For this reason, human evaluation is considered the golden standard for assessing the correctness of the code generated by the models [16]. Through manual inspection of every model’s predictions, human evaluators assess if the code generated by the models is semantically correct, i.e., if the output is the exact translation of the NL intent into the target programming language. Semantic correctness implies syntax correctness, i.e., a code prediction that performs what is described in the NL intent must also adhere to the syntax rules of the target programming languages. Human evaluation classifies the code as correct or incorrect by assigning a value equal to 1 or 0, respectively.

As a simple example, consider the intent “transfer EAX contents into EDX register”, which translates, on the 32-bit version of the x86 instruction set architecture (IA-32), to the assembly snippet:

mov EDX, EAX

An alternative method to copy the contents of a register into another is by pushing and popping its value onto the stack. Therefore, a semantically equivalent implementation of this copy is the code:

push EAX

pop EDX

Despite the model’s prediction being both syntactically and semantically correct, output similarity metrics are not able to grasp the equivalence between the two snippets since they base their calculation on character and/or token similarity. Therefore, this translation results in low scores[1] for several output similarity metrics widely used in the field (see § 4.3), such as BLEU-4 (0.11) and Edit Distance (0.31).
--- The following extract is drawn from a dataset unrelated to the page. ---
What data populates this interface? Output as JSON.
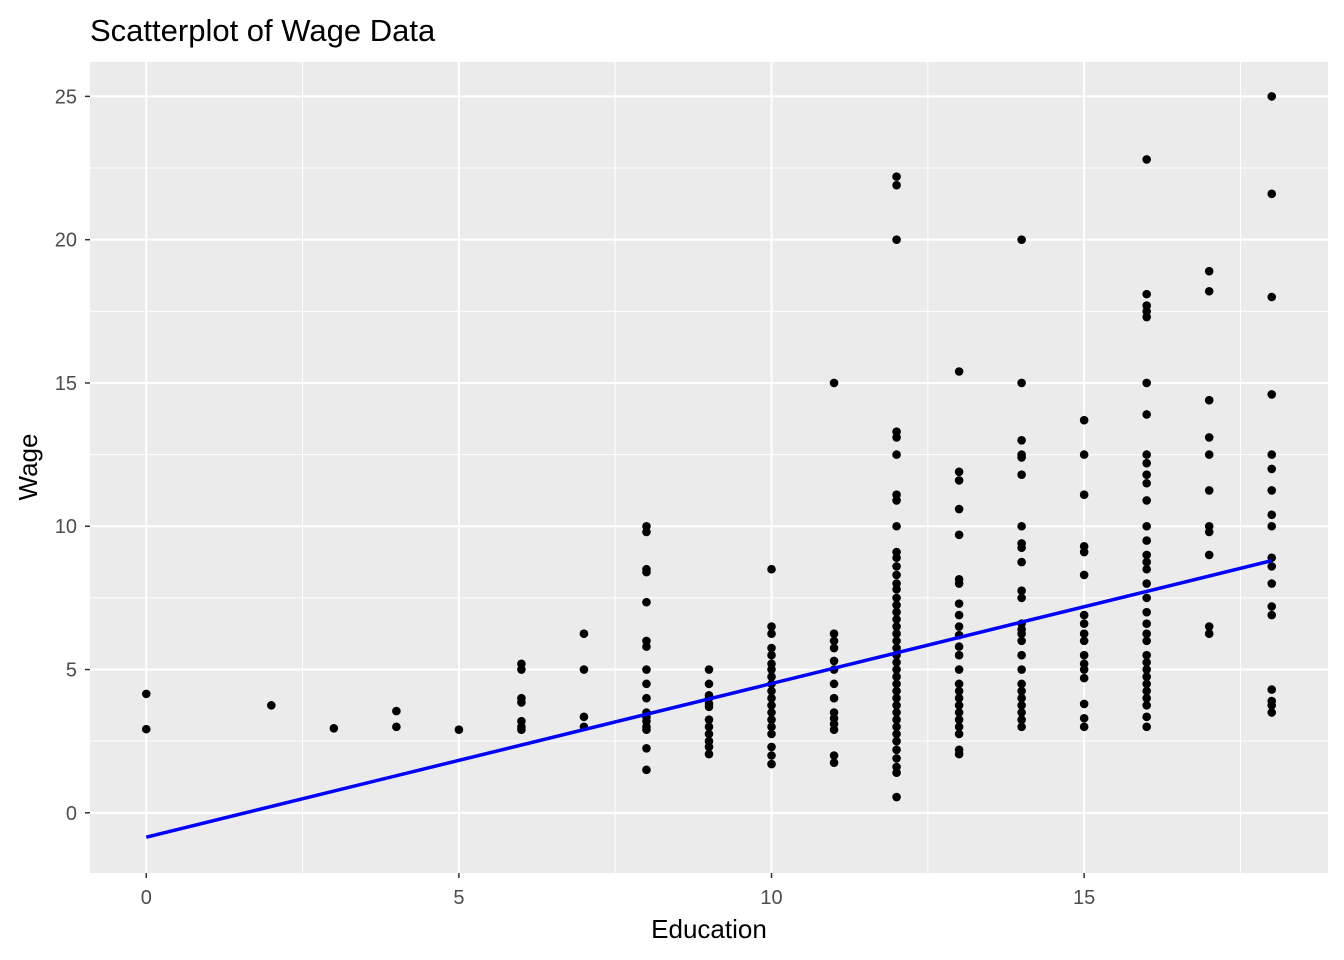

The opposite occurs with the intent “clear the EDX register and move 5 in the lowest byte of the register”, which translates to the assembly snippet:

xor EDX, EDX

mov DL, 5

If the model generates the snippet:

xor EDX, EDX

mov BL, 5

then prediction and reference differ by a single character, yet the code does not accomplish the same task. Indeed, the lowest byte of EDX is stored in the DL register, while BL contains the lowest byte of EBX. Automatic metrics fail to account for situations like this. For instance, the Edit Distance between these two pieces of code is 0.96, while the BLEU-4 is 0.65, which are considered high values. Differently, a human evaluator would appropriately classify this snippet as semantically incorrect, since it does not perform the intended operation, although it properly respects the syntax of the assembly language.

However, since the human analyst needs to check the syntax and the semantics of every output generated by the models, human evaluation is often unfeasible. Indeed, the huge amount of data to scrutinize makes the analysis time-consuming and prone to errors.

[1] Scores of output similarity metrics range between 0 and 1.